Treg:                                        – And the house is at the top of the hill…You see? You see?

Minch:                                          Oh, yes, indeed! I see! It’s really quite stimulating, isn’t it!

Treg:                                                  It is veally vather delicious, isn’t it!

Minch:                                               Of course! Of course! Of course! Objictively, objictively, the distances are identical. Are in fact the same distance. Subjictively, subjictively, the energy expended to cover one is greater than that used to cover the other!

Treg:                                                  Though there is total identity between the two distances. But if one were, say for the sake of argument, to take a piece of vope, or nylon washing line, tie one end to the house, let us say, to a dvain pipe, or similar objict, and the other to, let us suggest, the ved pillar box outside the Post Office, tying it vound the pillar box –

Minch:                                     – Which experience demands must perforce be there -

Treg:                                            – Which all expevience cvies out must be there, the vope, or nylon washing line  vemains the same length!

Minch:                                         Can indeed be no other!

Treg:                                                  Can in no way be other than what it indubitably is! Exactly. The distances are, in fact, patently, inarguably, the same thing, sepavated only by the expevience of the person obliged to cover the distance, say, to post a letter, or buy some stationevy.
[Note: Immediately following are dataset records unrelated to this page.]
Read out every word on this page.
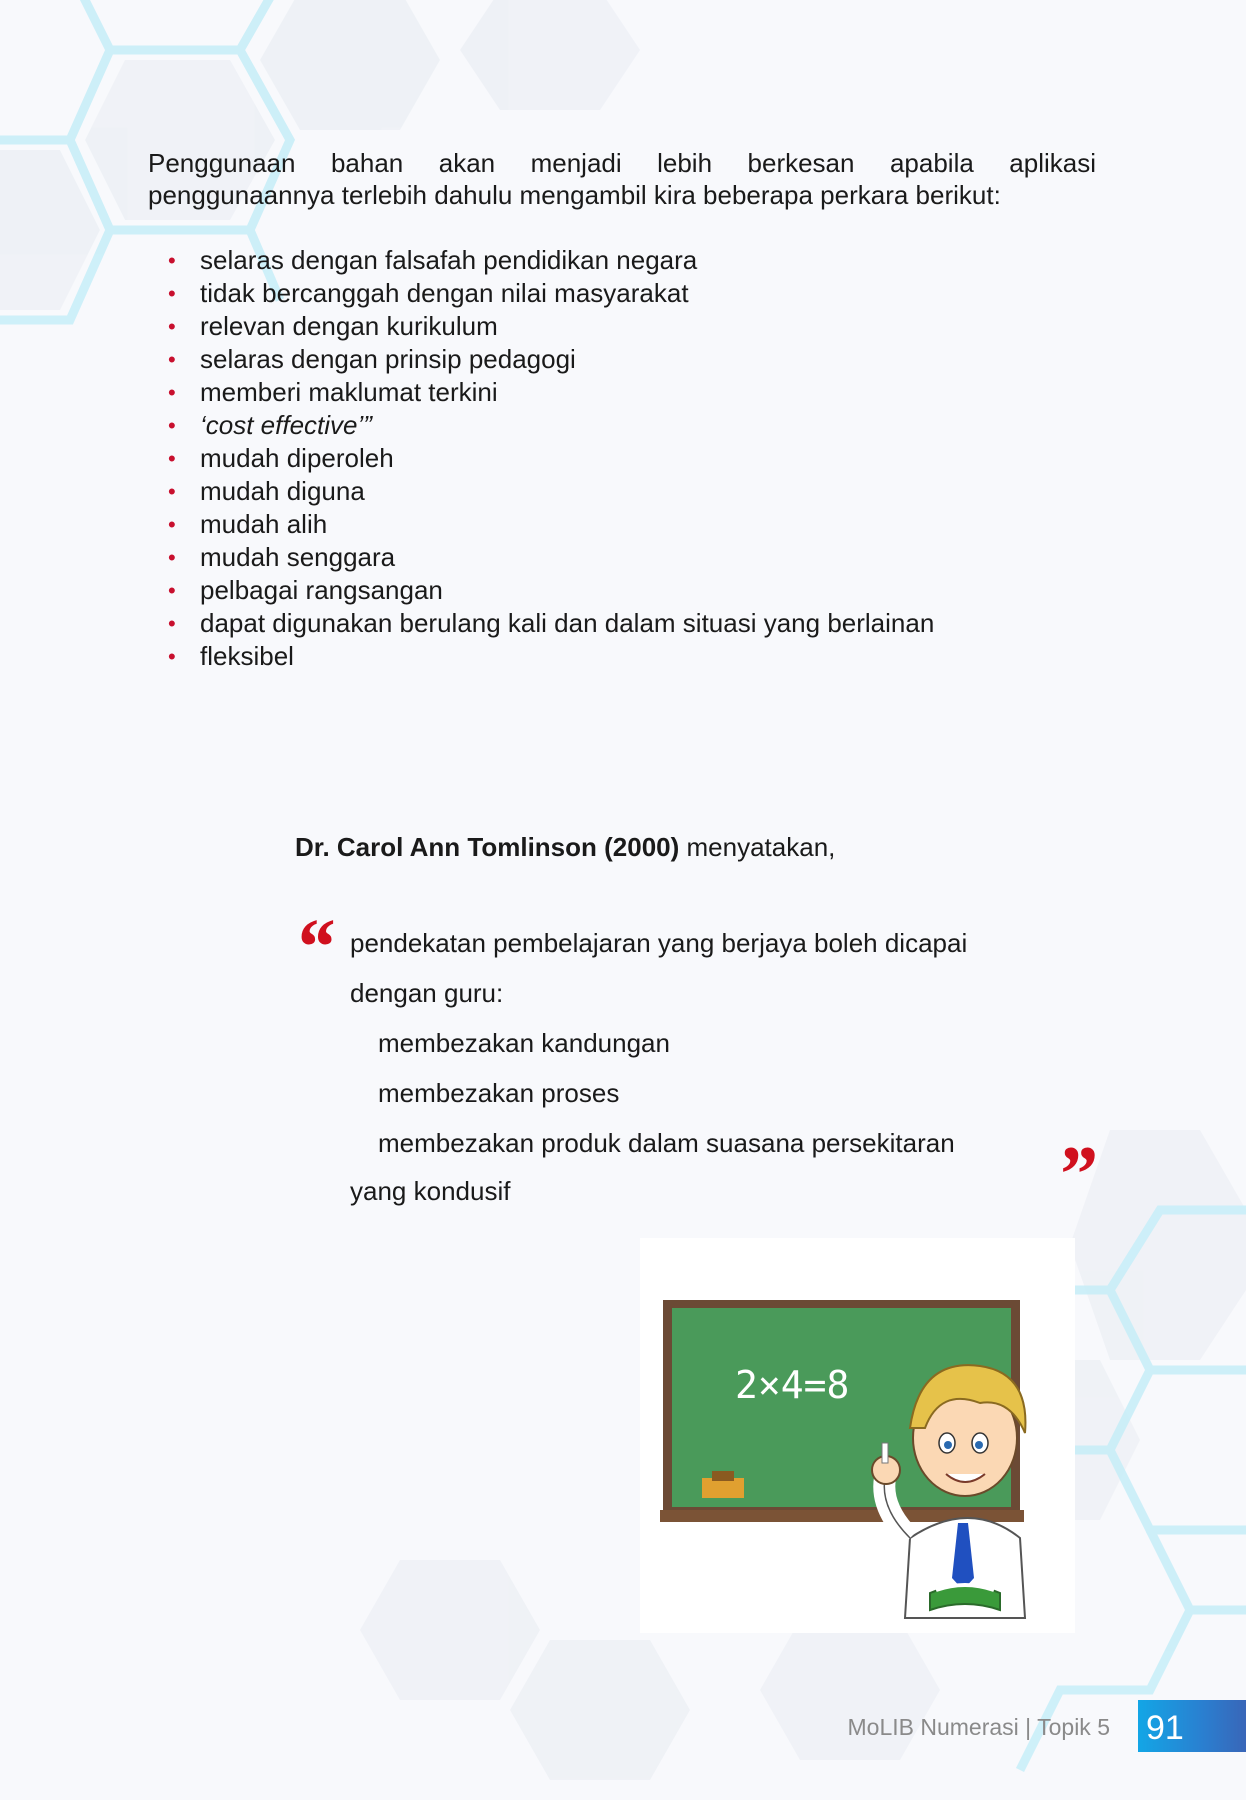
Penggunaan bahan akan menjadi lebih berkesan apabila aplikasi
penggunaannya terlebih dahulu mengambil kira beberapa perkara berikut:

• selaras dengan falsafah pendidikan negara
• tidak bercanggah dengan nilai masyarakat
• relevan dengan kurikulum
• selaras dengan prinsip pedagogi
• memberi maklumat terkini
• ‘cost effective’”
• mudah diperoleh
• mudah diguna
• mudah alih
• mudah senggara
• pelbagai rangsangan
• dapat digunakan berulang kali dan dalam situasi yang berlainan
• fleksibel
Dr. Carol Ann Tomlinson (2000) menyatakan,
“ pendekatan pembelajaran yang berjaya boleh dicapai
dengan guru:
membezakan kandungan
membezakan proses
membezakan produk dalam suasana persekitaran
yang kondusif	”
2×4=8
MoLIB Numerasi | Topik 5 91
Minch:                                               Perhaps, buy a sack of potatoes, if the Post Office is also a grocer’s shop, as is so awfen the case in country districts.

Treg:                                                  Vevy awfen the case in countvy distvicts! Pvecisely. It is simply one’s ovientation east to west -

Minch:                                               Or, as it might be, north to south!

Treg:                                         – Or as it might indeed be, north to south, thank you, that makes the expevience of the distance so diffevent.

Minch:                                               Yes. Yes… Ye-es… Mawkins is quite wrong, of course.

Treg:                                                  Utterly mistaken. Two entirely diffevent things.

Minch:                                               Er…I thought we were agreed that the two things are, in fact identical?

Treg:                                                  Not those two things. The other two things.

Minch:                                               What?

Treg:                                                  The, er, the subjictive expevience of the distance, as opposed to the objictive distance to the Post Office, measuvable in feet, inches, metres, centimetres; in fact, any expvession of quantity of length you like and demonstvated by the length of vope

Minch:                                               Or, indeed, nylon washing line.

Treg:                                                  Or, as it might be, nylon washing line…I think. Isn’t it?

Minch:                                               As opposed to the distance from the Post Office.

Treg:                                                  Ah…Ye-es. yes, I think so. Yes.

Minch:                                               Ah, but look here, I’ve thought of a snag.

Treg:                                                  Oh hovvor!

Minch:                                               Yes. It’s this. In my admittedly limited experience of nylon washing line, it is a substance of some elasticity. It stretches. Thus rendering measurement no more than appruximit. And therefore undermining one’s findings, leaving them subject to doubt and uncertainty. Back to square one, I’m afraid.

Treg:                                                  A palpable hit, Minchinhampton! We must veturn to our calculations.…I know! I have it! Let us vestvict ourselves exclusively to the use of good quality garden twine!

Minch:                                               The green stuff? Capital! So then, of course…Yes, obviously. Ng. Ng. Ng. There can be no longer any doubt!

Treg:                                                  Bloody fool, Mawkins.

Minch:                                               Good old garden twine!